The designer tips I learnt at Top Left Design – by Julien Michot (one of our interns)
Posted by Julien Michot
Julien is one of the two french students (Julien and Caroline) who spent a 10 week internship at Top Left Design. In this post he shares with you a few new things he learnt about design.
Here is what Julien wrote
Hi everyone! I’ve just finished my 10 weeks internship here at Top Left Design. Usually I work more with the programming side of things, and have never really learnt much about the design process. I like coding because I’ve learnt a lot about how to do it, and so now it’s easy for me. But during this internship I saw that design is not so different from coding, you have to always keep in mind some key rules and guidelines to create a good design.
Here are the 7 most important rules I learnt at top left design during my 10 great weeks:
Align, align, align! Well-aligned elements within your layout make your website look tidy and organized. You can see an example of this on the Performance Resolution website.
Choosing the right combination of colours in reference to the client’s brief, and referring to the colours of their existing branding, is a difficult and important task in order to create visual harmony within the new branding and website. It’s also good to have some contrast between different elements to highlight important sections of the website, you can do this by using a combination of bright and dark colours, and this can also help to guide the reader through the site.
You should highlight things important like the services offered by your company, and keep less important things more simple. You can see on the A Business Innovation website that there services are highlighted in boxes making this section stand out to people.
The website should be consistent, each page should be identifiable as part of the whole.
The little things matter
Details are very important in any type of work. It is the same with the design: details are the difference between a good design and great design.

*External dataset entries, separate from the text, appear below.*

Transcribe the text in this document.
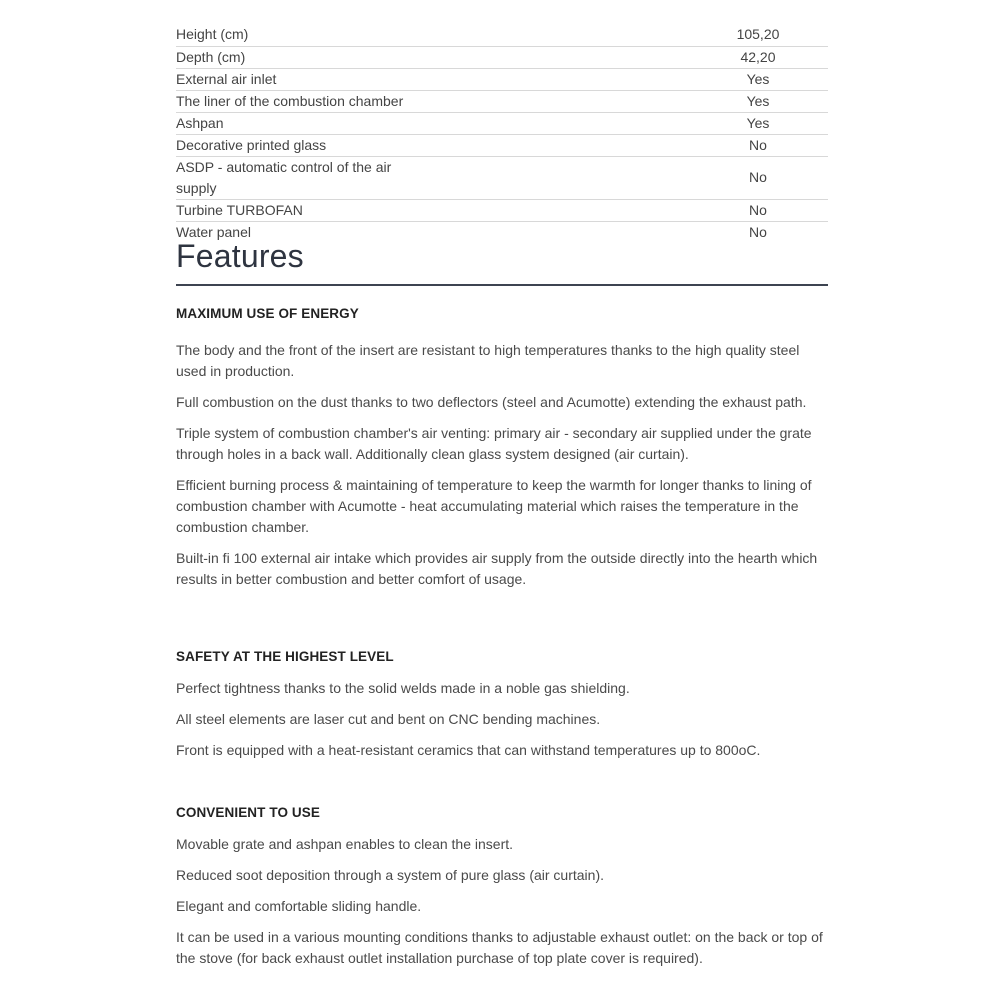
Height (cm)	105,20
Depth (cm)	42,20
External air inlet	Yes
The liner of the combustion chamber	Yes
Ashpan	Yes
Decorative printed glass	No
ASDP - automatic control of the air supply	No
Turbine TURBOFAN	No
Water panel	No
Features
MAXIMUM USE OF ENERGY

The body and the front of the insert are resistant to high temperatures thanks to the high quality steel used in production.

Full combustion on the dust thanks to two deflectors (steel and Acumotte) extending the exhaust path.

Triple system of combustion chamber's air venting: primary air - secondary air supplied under the grate through holes in a back wall. Additionally clean glass system designed (air curtain).

Efficient burning process & maintaining of temperature to keep the warmth for longer thanks to lining of combustion chamber with Acumotte - heat accumulating material which raises the temperature in the combustion chamber.

Built-in fi 100 external air intake which provides air supply from the outside directly into the hearth which results in better combustion and better comfort of usage.

SAFETY AT THE HIGHEST LEVEL

Perfect tightness thanks to the solid welds made in a noble gas shielding.

All steel elements are laser cut and bent on CNC bending machines.

Front is equipped with a heat-resistant ceramics that can withstand temperatures up to 800oC.

CONVENIENT TO USE

Movable grate and ashpan enables to clean the insert.

Reduced soot deposition through a system of pure glass (air curtain).

Elegant and comfortable sliding handle.

It can be used in a various mounting conditions thanks to adjustable exhaust outlet: on the back or top of the stove (for back exhaust outlet installation purchase of top plate cover is required).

When I started working on design layouts, I realised that every final site produced perfectly reflected the final design. This means the margins, padding, backgrounds and borders have to be perfectly consistent through your designs, it’s also important that the colours and fonts stay consistent throughout the site.
At the beginning of my internship it was very hard for me to follow these rules, I found it easy to make small mistakes in a layout, such as remembering to make sure everything is aligned exactly, making sure the right colours are used throughout, and ensuring the titles are consistent sizes. And the fact is I didn’t understand why it was so important because by definition, it was only small details… But now I know why.
Looking out for the little things whilst designing and remembering your ‘rules’ whilst designing really does have it benefits:
- The most obvious: The work looks more professional, if you always make small mistakes your reputation will suffer.
- You don’t waste time explaining these little mistakes when the client is viewing your designs. Everything is perfect and so you can focus spending time discussing the things that really matter.
- It makes you more organized. If you’re organised and have named each of your layers in Photoshop, and grouped these into folders it means when you come to making small changes you save a lot of time. Naming your layers in Photoshop is really important when you are working in a team as it’s not only you that will be working on those files.
- Faster development. For example if you design a blog which is not correctly aligned and you send it off to the programmer to be built, the programmer doesn’t have to waste time figuring out if you made a small mistake or if it was intentional.
Check your work
This tip is linked to my previous point. The final design has to be perfect to avoid a dissatisfied or disappointed client. Everything is double checked to be sure the result is as expected. Sometimes when you work for a long time on a design you can’t detect mistakes easily. That’s why it’s important to have someone else in the team to take a look over the design, and see if there are any little tweaks which need to be made.
Keep it simple
A design can look sophisticated and professional without many design elements which may just prove to be useless. Personally when I’m looking through a website for information about a company, I prefer to see a clean and minimalist design where it’s easy to find what you want, and not be distracted by things that are not as important.